EHR Utilization is a Burden – But It Doesn’t Have to Be
Siloed EHR systems and a lack of data standardization are feeding current healthcare interoperability issues.
Problems with healthcare interoperability are not new obstacles for providers and are in fact just the latest hurdle when it comes to ensuring that patient data is easily accessible. With paper records, the process of accessing information was often delayed because physical copies would need to be obtained. This is where electronic health records (EHRs) came into play, ideally making healthcare better connected and improving patient care.
But the transition has not been so smooth, and EHR utilization comes with its own accessibility issues and can place additional burdens onto providers.
EHRs were created to aid physicians and other providers, patients, and the administration. Sometimes it seems like all they do is add to the administrative work without providing meaningful clinical value. So how can providers get true value out of their EHR?
EHRs are not living up to their expectations
The Health Information Technology for Economic and Clinical Health (HITECH) Act was signed into law in 2009, underlining the need for “the adoption and meaningful use of health information technology.” Privacy and security were also top considerations with the HITECH Act, so that the electronic transmission of health information would not compromise patient data.
With EHRs, “health information can be created and managed by authorized providers in a digital format capable of being shared with other providers across more than one health care organization,” according to the Office of the National Coordinator for Health Information Technology (ONC). However, the goal of being able to seamlessly and securely communicate has frequently not lived up to the original expectations.
HIMSS Analytics found that the average hospital has 16 disparate electronic medical record (EMR) vendors in use at affiliated practices, with only 2% having a single vendor. Many of these are specialty EHR’s, but that still contributes to the inability to share clinical data across the institution.
Centralized enterprise EHRs were meant to help with interoperability by getting rid of “best of breed” solutions. However, these centralized systems haven’t always been able to provide the best capabilities in certain areas, like oncology, so different systems remain. This creates additional burdens on reporting and analytics since many institutions allow each department to define metrics differently. This has created additional data silos. For example, the definition of Length of Stay (LOS) may not be defined the same way in every department.
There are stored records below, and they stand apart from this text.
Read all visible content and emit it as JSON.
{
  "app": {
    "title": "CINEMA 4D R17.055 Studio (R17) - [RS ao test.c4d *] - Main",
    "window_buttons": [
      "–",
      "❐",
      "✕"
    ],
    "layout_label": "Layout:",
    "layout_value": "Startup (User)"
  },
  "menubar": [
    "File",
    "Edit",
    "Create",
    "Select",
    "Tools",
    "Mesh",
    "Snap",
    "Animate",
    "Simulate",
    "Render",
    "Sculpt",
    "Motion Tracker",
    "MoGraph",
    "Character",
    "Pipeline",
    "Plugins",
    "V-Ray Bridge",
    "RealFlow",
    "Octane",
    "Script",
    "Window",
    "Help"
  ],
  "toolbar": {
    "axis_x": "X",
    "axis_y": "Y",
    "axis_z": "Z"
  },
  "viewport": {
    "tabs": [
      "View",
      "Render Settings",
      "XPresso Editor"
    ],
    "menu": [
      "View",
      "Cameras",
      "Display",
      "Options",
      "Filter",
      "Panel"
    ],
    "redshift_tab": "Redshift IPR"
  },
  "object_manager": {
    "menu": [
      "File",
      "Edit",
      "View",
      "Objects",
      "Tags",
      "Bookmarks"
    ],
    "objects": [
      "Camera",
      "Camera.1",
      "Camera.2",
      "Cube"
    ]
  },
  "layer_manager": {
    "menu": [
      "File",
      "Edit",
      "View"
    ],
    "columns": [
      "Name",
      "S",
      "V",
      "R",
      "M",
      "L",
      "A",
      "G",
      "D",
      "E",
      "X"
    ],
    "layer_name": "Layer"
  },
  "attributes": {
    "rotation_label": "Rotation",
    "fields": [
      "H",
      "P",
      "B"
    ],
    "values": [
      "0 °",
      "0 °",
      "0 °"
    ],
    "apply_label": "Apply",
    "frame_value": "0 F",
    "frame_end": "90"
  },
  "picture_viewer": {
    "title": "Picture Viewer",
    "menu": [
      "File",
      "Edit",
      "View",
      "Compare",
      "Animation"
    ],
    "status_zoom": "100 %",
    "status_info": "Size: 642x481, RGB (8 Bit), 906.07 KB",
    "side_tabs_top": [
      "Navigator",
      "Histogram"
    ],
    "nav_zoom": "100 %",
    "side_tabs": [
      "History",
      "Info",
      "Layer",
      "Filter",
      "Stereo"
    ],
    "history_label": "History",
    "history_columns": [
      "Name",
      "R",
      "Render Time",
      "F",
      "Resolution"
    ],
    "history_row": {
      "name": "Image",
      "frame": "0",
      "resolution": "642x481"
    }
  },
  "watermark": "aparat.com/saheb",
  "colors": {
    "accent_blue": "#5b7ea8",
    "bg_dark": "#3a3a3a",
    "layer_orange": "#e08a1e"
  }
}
What are the unexpected EHR burdens?
The use of an EHR by itself also comes with numerous reporting requirements related to “meaningful use” if there is an expectation of additional reimbursement from the government, adding to the administrative burden.
For example, physicians spend two minutes at the computer for every minute spent with patients, according to researchers from the University of New Mexico (UNM). In addition to documenting patient medical history, EHRs now are being used to document against potential medical malpractice, collect additional information for quality assurance initiatives, and support billing processes. Governmental policy oversight processes are also part of the EHR process, researchers said.
Alert fatigue, from being overwhelmed by the large number of EHR notifications, is another common problem from using an EHR. One study found that physiologic monitors in a 66-bed unit academic hospital generated more than 2 million alerts in one month, which was about 187 warnings per patient per day. And 3% to 6% of all orders generated a warning, creating potentially dozens of additional alerts every day.
Twenty years ago, when EHR’s were just rolling out, one of the goals for a digitized medical record system was to allow commonality amongst data elements for a hospital. This would help provide an accurate picture of an individual’s diagnoses, conditions, treatments, medications, etc. And it would all be electronic, making analytics and decision support much easier.
The reality is, depending on the system put in, EHRs even in a single hospital didn’t communicate with each other. Frequently, departments were able to modify or use different standardized vocabularies, creating an inability to effectively analyze the data and made useful decision support much more complicated. Without a way to effectively and efficiently utilize the data, it will continue to be difficult for organizations to maximize the use of an EHR.
Using health data effectively, efficiently
Every day, more data is created, utilized, and stored in healthcare. Patients interact with physicians and nurses via telehealth, answer online surveys about their health and functioning, and use wearable and other biometric devices. With such increased amounts of information, it is even more essential for providers to have access to all that data as well. But it must be accessible, meaningful, and usable in ways that are convenient to the physician, while still staying secure.
Figuring out an effective way to get health information into the EHR, decreasing unneeded documentation, automating more features, providing contextual support during patient interactions and generally decreasing the administrative burden, all help ensure quality patient care. A little EHR fatigue prevention would certainly help with physician burnout. Then using that data by breaking down data silos, increasing interoperability, and making data usable and actionable would make the EHR useful in improving clinical care.
It’s essential for healthcare to recognize the need for truly streamlined and meaningful data. This data should and will become the foundation for simpler, more intelligent and more efficient health systems. It’s not just about having an EHR, it’s about having a useful EHR.